回家后罗三便把自己关在屋里不出来,伏在床上呜呜地哭。
下人们在外面切切察察,沈玉蕊走过来,身边的老妈妈把人都赶走了,她进屋去,不耐烦地瞪着罗三。
“哭什么,亲眼见了将来的好日子,你该高兴才是。”
现在轮到她坐茶座,自己给自己倒杯茶,冷的,有一股灰尘的气味。沈玉蕊端起来闻了一下,生了气。
“丫头们怎么服侍的,这种茶是给人喝的?撤下去沏壶新茶上来。”
老妈妈应是,退下去关上了门。
沈玉蕊道:“你还有什么不满意,我见祝夫人待你不错的。她要么见了你发现不如想象中那么龌龊不堪,你与黄家是亲戚,罗家还没彻底败落到下贱的地步,你懂事,也不是不能接受。”

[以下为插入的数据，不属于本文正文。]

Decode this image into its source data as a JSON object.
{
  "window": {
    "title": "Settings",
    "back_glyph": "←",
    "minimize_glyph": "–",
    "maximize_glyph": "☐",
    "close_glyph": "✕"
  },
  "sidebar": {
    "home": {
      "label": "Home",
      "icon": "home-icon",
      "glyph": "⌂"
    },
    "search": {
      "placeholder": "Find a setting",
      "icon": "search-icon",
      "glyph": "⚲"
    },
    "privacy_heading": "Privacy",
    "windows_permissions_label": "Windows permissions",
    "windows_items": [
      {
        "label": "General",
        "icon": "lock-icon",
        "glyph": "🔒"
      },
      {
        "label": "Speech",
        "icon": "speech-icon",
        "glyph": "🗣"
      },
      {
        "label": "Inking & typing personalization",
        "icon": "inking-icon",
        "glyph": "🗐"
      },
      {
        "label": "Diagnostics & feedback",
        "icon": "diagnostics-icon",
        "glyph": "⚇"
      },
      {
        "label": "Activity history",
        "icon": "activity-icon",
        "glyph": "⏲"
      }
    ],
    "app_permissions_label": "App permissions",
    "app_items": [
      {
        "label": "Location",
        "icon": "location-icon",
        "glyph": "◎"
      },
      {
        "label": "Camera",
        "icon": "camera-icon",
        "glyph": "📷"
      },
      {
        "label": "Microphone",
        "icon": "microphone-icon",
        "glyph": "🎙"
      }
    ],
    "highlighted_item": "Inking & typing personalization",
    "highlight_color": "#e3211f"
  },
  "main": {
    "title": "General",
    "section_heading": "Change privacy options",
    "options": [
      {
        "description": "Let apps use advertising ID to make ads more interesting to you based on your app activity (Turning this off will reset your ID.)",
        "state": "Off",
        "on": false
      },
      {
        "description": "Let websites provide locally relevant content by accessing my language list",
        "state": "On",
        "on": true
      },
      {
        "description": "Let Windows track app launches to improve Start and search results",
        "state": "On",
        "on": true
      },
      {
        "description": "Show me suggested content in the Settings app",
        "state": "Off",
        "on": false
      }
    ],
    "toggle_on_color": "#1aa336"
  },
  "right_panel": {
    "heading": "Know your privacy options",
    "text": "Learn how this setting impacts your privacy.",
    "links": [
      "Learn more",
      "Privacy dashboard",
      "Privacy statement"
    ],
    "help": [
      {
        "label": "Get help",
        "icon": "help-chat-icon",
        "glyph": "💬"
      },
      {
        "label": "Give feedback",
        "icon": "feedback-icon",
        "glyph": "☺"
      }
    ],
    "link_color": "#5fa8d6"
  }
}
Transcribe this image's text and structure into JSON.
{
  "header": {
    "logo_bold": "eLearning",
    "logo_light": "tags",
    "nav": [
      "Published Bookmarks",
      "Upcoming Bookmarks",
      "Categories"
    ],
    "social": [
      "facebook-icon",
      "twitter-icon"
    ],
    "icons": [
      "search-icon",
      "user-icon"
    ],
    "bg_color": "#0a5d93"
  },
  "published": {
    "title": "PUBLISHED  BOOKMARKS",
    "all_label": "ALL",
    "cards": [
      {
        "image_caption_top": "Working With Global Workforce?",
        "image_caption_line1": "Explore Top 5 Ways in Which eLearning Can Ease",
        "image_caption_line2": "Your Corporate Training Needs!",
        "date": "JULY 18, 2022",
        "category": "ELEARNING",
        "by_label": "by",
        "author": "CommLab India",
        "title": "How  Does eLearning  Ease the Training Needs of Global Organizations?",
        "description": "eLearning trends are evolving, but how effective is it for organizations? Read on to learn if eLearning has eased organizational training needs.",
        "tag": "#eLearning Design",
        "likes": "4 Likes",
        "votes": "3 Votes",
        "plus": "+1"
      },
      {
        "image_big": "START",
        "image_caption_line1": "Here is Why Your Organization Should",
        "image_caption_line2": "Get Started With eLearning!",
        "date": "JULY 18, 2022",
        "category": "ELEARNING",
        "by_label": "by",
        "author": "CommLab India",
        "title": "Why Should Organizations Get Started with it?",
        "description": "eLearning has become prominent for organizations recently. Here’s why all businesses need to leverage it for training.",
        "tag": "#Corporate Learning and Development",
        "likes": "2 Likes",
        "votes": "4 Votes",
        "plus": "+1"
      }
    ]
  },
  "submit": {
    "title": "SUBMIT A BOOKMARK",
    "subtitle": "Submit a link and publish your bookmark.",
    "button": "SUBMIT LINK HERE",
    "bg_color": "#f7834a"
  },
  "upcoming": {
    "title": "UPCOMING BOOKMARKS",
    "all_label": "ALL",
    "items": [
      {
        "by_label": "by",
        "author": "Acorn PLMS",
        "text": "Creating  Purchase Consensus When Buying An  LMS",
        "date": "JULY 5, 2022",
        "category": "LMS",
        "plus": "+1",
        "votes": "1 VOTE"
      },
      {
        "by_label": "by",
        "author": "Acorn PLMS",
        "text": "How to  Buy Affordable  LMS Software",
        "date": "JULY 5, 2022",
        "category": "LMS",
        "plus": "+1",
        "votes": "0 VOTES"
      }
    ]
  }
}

罗三猛地从床上直起身子,瞪着沈玉蕊。沈玉蕊还是故意这么说的,就等着她被激气愤了,然后勾出一个讥笑。
罗三哑着嗓子道:“你何苦落井下石,连你也不相信会是这么回事。”
沈玉蕊故作惊讶道:“难道不是么?那祝夫人涵养可太好了,明知她最疼爱的小儿子非你不娶,自贬身价,对你还这么体贴,天下间做母亲的恐怕都做不到这地步。”
罗三不说话。
沈玉蕊撇了撇嘴,脸颊凹陷下去一块,“总不至于是祝公子撒了谎,根本没把你们之间的事告诉他母亲。那也太荒唐了。”
罗三抓着床单的手细微地颤抖了。
沈玉蕊的指间沿着茶盘的细边摩挲绕圈,像一个施咒的女神婆。
她与罗三的关系一直不算融洽,可这时候由她来说这些话,比其他任何人来说都要好,罗三反而觉得踏实,因为表姐没必要哄她,她只说残忍的实话,越到这种时候反而越在讨厌你的人身上看到一两分真心。
与沈玉蕊相反的就是黄初。罗三知道她是好心,但无法不厌恶她。
沈玉蕊缓缓道:“他在我面前说得那么信誓旦旦,掷地有金石声。他是个君子,是举人,一个有身份的大男人,怎么会说谎话骗长辈与一个什么都没有的弱女子。”
“……一定是哪里误会了。”罗三嗫嚅。
沈玉蕊嗤笑,“误会什么,他难道还有二一个老娘?”
用词越粗俗,越显得她不矫饰,说的是实情。
罗三因此忍不住依赖上这个对她一向不好、但是强悍可靠有主意的表姐。